Terra Pharmaceuticals
Hyperphosphatemia and Phosphate Binding Agents
Phosphorus is an essential element for many intracellular and extracellular structures and processes in the human body, including skeletal development, mineral metabolism, cell membrane phospholipid function, mitochondrial metabolism, cell signaling, and platelet aggregation.
Phosphate is the most abundant molecule in the body after calcium. Phosphorus metabolism is mainly regulated by dietary intake, vitamin D, parathyroid hormone (PTH), and fibroblast growth factor 23 (FGF23). It plays a role in the continuity of vital systems in the body.
According to the data from the National Kidney Foundation (NKF), the serum phosphate concentration in healthy individuals should be kept below 4.6 mg/dL.
Phosphate excretion is highly dependent on kidney function, and chronic kidney failure is a common cause of hyperphosphatemia. The primary function of the kidneys is to remove metabolic waste products from the blood and regulate extracellular fluid volume. As kidney function decreases, phosphate excretion also decreases. In most patients with hyperphosphatemia who cannot adequately remove phosphate from the blood through hemodialysis, the use of phosphate binders is necessary. Phosphate binders bind to phosphate in the gastrointestinal (GI) lumen, forming easily unabsorbable and insoluble products.

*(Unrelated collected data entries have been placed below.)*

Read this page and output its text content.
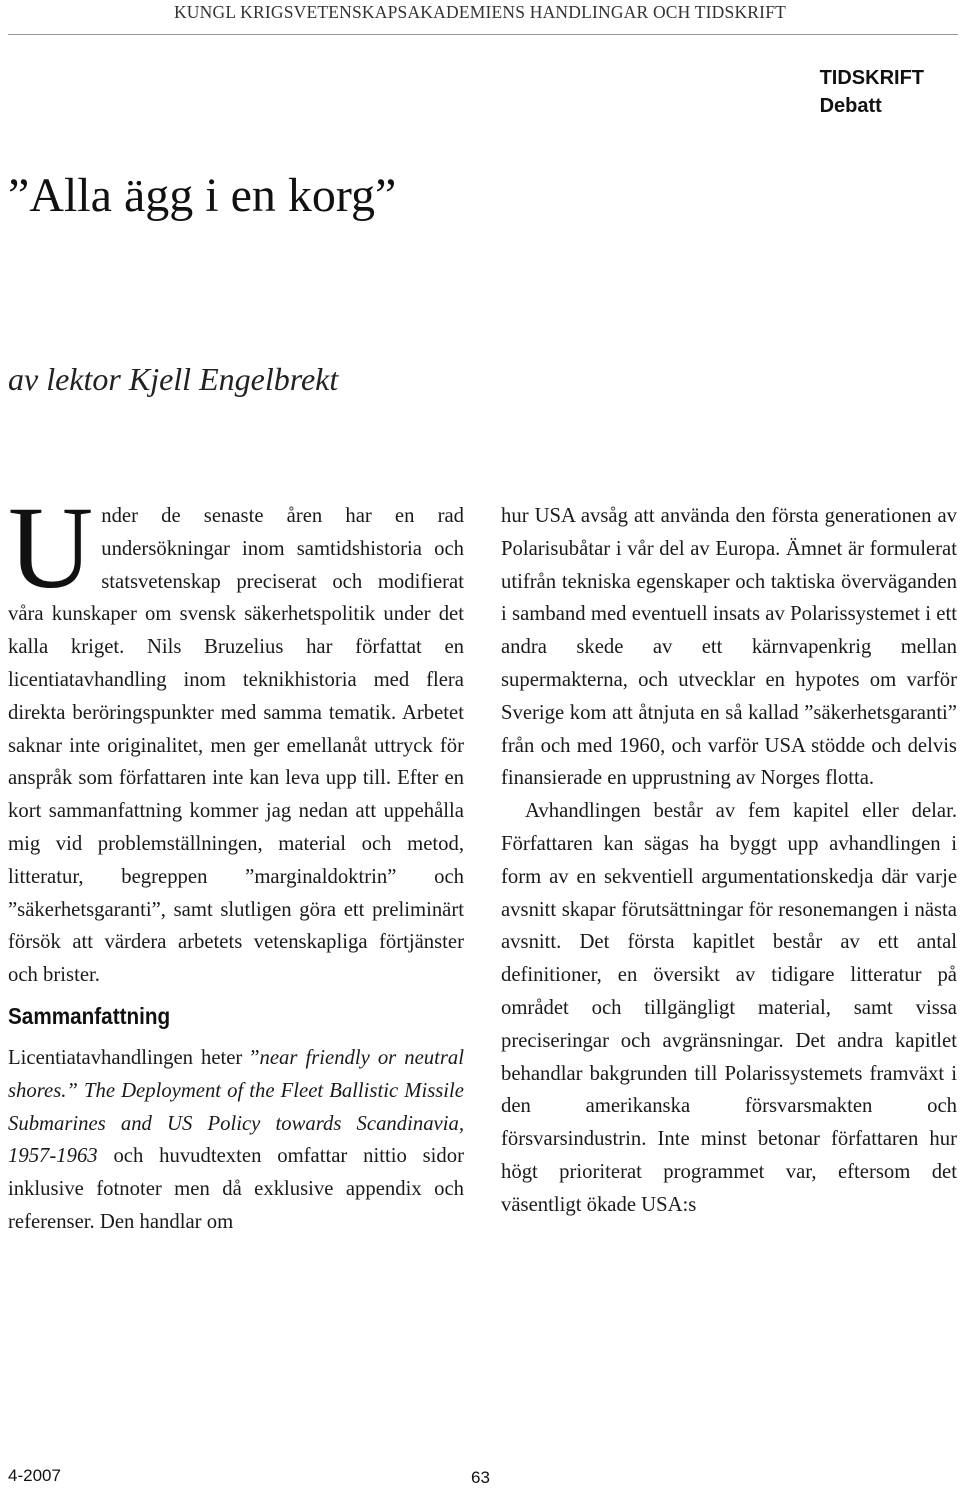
KUNGL KRIGSVETENSKAPSAKADEMIENS HANDLINGAR OCH TIDSKRIFT
TIDSKRIFT
Debatt
”Alla ägg i en korg”
av lektor Kjell Engelbrekt

Under de senaste åren har en rad undersökningar inom samtidshistoria och statsvetenskap preciserat och modifierat våra kunskaper om svensk säkerhetspolitik under det kalla kriget. Nils Bruzelius har författat en licentiatavhandling inom teknikhistoria med flera direkta beröringspunkter med samma tematik. Arbetet saknar inte originalitet, men ger emellanåt uttryck för anspråk som författaren inte kan leva upp till. Efter en kort sammanfattning kommer jag nedan att uppehålla mig vid problemställningen, material och metod, litteratur, begreppen ”marginaldoktrin” och ”säkerhetsgaranti”, samt slutligen göra ett preliminärt försök att värdera arbetets vetenskapliga förtjänster och brister.

Sammanfattning

Licentiatavhandlingen heter ”near friendly or neutral shores.” The Deployment of the Fleet Ballistic Missile Submarines and US Policy towards Scandinavia, 1957-1963 och huvudtexten omfattar nittio sidor inklusive fotnoter men då exklusive appendix och referenser. Den handlar om

hur USA avsåg att använda den första generationen av Polarisubåtar i vår del av Europa. Ämnet är formulerat utifrån tekniska egenskaper och taktiska överväganden i samband med eventuell insats av Polarissystemet i ett andra skede av ett kärnvapenkrig mellan supermakterna, och utvecklar en hypotes om varför Sverige kom att åtnjuta en så kallad ”säkerhetsgaranti” från och med 1960, och varför USA stödde och delvis finansierade en upprustning av Norges flotta.

Avhandlingen består av fem kapitel eller delar. Författaren kan sägas ha byggt upp avhandlingen i form av en sekventiell argumentationskedja där varje avsnitt skapar förutsättningar för resonemangen i nästa avsnitt. Det första kapitlet består av ett antal definitioner, en översikt av tidigare litteratur på området och tillgängligt material, samt vissa preciseringar och avgränsningar. Det andra kapitlet behandlar bakgrunden till Polarissystemets framväxt i den amerikanska försvarsmakten och försvarsindustrin. Inte minst betonar författaren hur högt prioriterat programmet var, eftersom det väsentligt ökade USA:s

4-2007	63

Hyperphosphatemia is not commonly seen in individuals with normal kidney function. However, increased intake, extracellular rotation, and conditions such as pseudohyperphosphatemia can also occur. Normally, the body increases phosphate excretion from the kidneys to maintain phosphate balance. However, in kidney failure, phosphate excretion cannot be increased, leading to the development of various conditions (such as renal osteodystrophy, vascular and valvular calcification, calciphylaxis) that increase morbidity and mortality. In most patients with hyperphosphatemia who cannot adequately remove phosphate from the blood through hemodialysis, the use of phosphate binders is necessary. Phosphate binders bind to phosphate in the gastrointestinal (GI) lumen, forming easily unabsorbable and insoluble products. Therefore, in kidney failure, in addition to dietary recommendations, the management of hyperphosphatemia includes options such as calcium-containing and calcium-free phosphate binders (such as sevelamer hydrochloride and sevelamer carbonate), phosphate binders containing aluminum and magnesium, as well as other treatment options like nicotinamide and polynuclear iron (III) oxyhydroxide phosphate (PA21), and dialysis support.
Sources: 1. Agodoa LY, Jones CA, Held PJ., 1996. End-stage renal disease in the USA: data from the United States Renal Data System. Am J Nephrol.; 16:7-16.
2. Burke SK, Slatopolsky EA, Goldberg DI., 1997. RenaGel, a novel calcium- and aluminumfree phosphate binder, inhibits phosphate absorption in normal volunteers. Nephrol Dial Transplant; 12:1640-4
3. Yu AS., 2004. Renal transport of calcium, magnesium, and phosphate. In: Brenner BM, ed. Brenner & Rector’s the kidney. 7th ed. Philadelphia: Saunders; 552-3.